Prudence and Grace are home-educated, by a fierce disciplinarian Dad. They are dressed by their wittering Mum, in clothes she runs up on a sewing machine using market remnants. Mum only knows one pattern, “demure little-girly dresses with short sleeves and swirly skirts”.
One of the vivid moments in this book comes when Wilson describes Prudence trying to wriggle out of one of her mum’s too-fitted creations in the midst of a girls’ changing room, having to pull the dress up and over her head to get it off, leaving her inappropriate underwear exposed to all eyes.
Wilson does the minutiae of embarrassment so well you relive the incident with Prudence. It’s the bigger picture that is her weakness. You can’t quite believe the story because the overall scheme rings false.
Wilson has a template against which her fiction is drawn: awful adults, suffering out-of-kilter children. Every story is accommodated to this basic dress-making pattern. So, here, the two girls suffer in silence at home, until a heart-attack intervenes, which means they are sent to school and on to new sufferings. At school, Prudence becomes entangled with the young, hip art teacher, Rax.

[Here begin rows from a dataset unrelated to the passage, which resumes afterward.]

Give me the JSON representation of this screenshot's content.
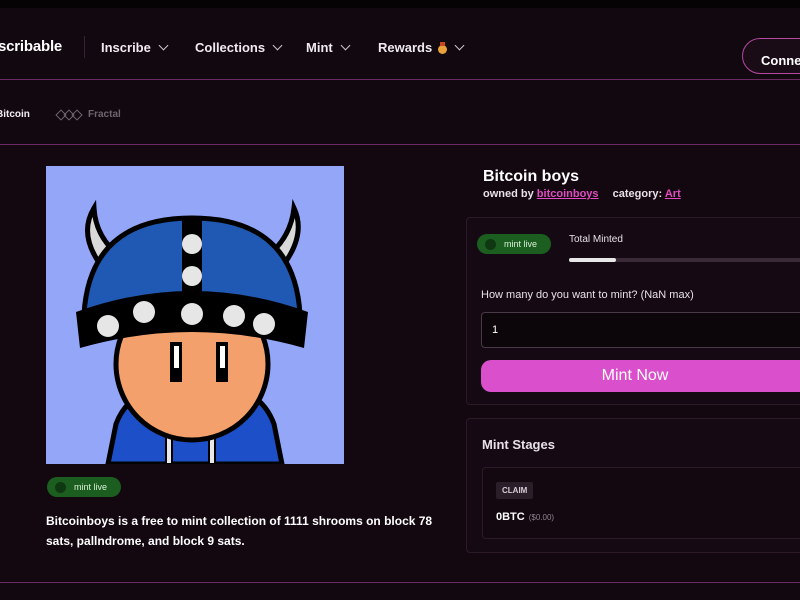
{
  "nav": {
    "logo": "scribable",
    "items": [
      {
        "label": "Inscribe"
      },
      {
        "label": "Collections"
      },
      {
        "label": "Mint"
      },
      {
        "label": "Rewards"
      }
    ],
    "rewards_icon": "medal-icon",
    "connect_label": "Connect"
  },
  "chains": {
    "bitcoin": "Bitcoin",
    "fractal": "Fractal"
  },
  "collection": {
    "title": "Bitcoin boys",
    "owned_by_label": "owned by",
    "owner": "bitcoinboys",
    "category_label": "category:",
    "category": "Art",
    "status": "mint live",
    "description": "Bitcoinboys is a free to mint collection of 1111 shrooms on block 78 sats, pallndrome, and block 9 sats."
  },
  "mint": {
    "status": "mint live",
    "total_minted_label": "Total Minted",
    "minted_fraction": 0.19,
    "quantity_label": "How many do you want to mint? (NaN max)",
    "quantity_value": "1",
    "button_label": "Mint Now"
  },
  "stages": {
    "title": "Mint Stages",
    "items": [
      {
        "tag": "CLAIM",
        "price": "0BTC",
        "usd": "($0.00)"
      }
    ]
  },
  "colors": {
    "accent": "#d94fcc",
    "link": "#e04cc1",
    "live_badge": "#1b5e1f",
    "nft_background": "#93a6f7"
  }
}
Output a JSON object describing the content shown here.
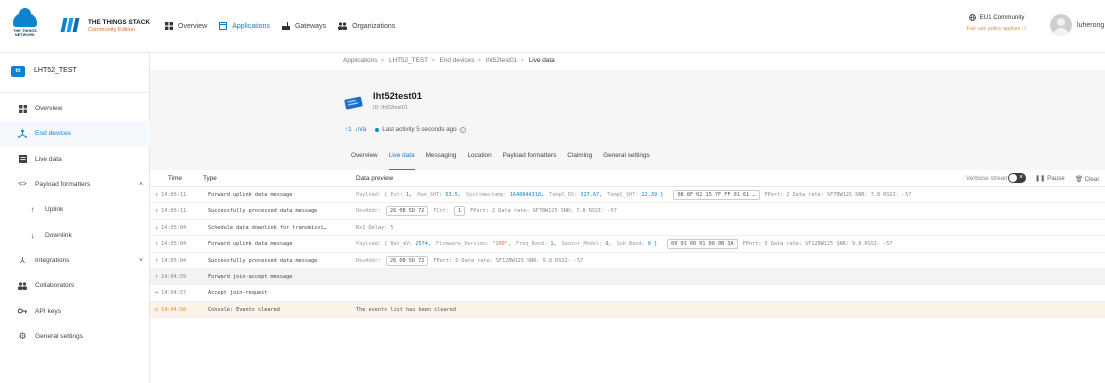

Rax, worn-down at home by a wife struggling with two small children, is only too happy to be empathetic and endlessly patient with the kids getting the rough end of the stick at school.
The problem with the story is that to fit the template, all the other teachers have to be particularly stupid and unkind. To me, this didn’t sound like today’s teachers, but like the gorgons of an earlier age. Also, so much of the father-daughter stuff sounds wrong: why would such an unpleasant, child-hating man opt to spend the extra time with children that home-educating involves? How is it Prudence doesn’t have access to TV or computer, or even magazines other than the odd smuggled one, but she can summon up images like a vision of Rax against “an urban warehouse flat, large and airy and white, with huge canvases on the wall”?
But, with all that, this is of course, the usual, romping Wilson read, with a nice fairy tale ending, not too sugar-coated.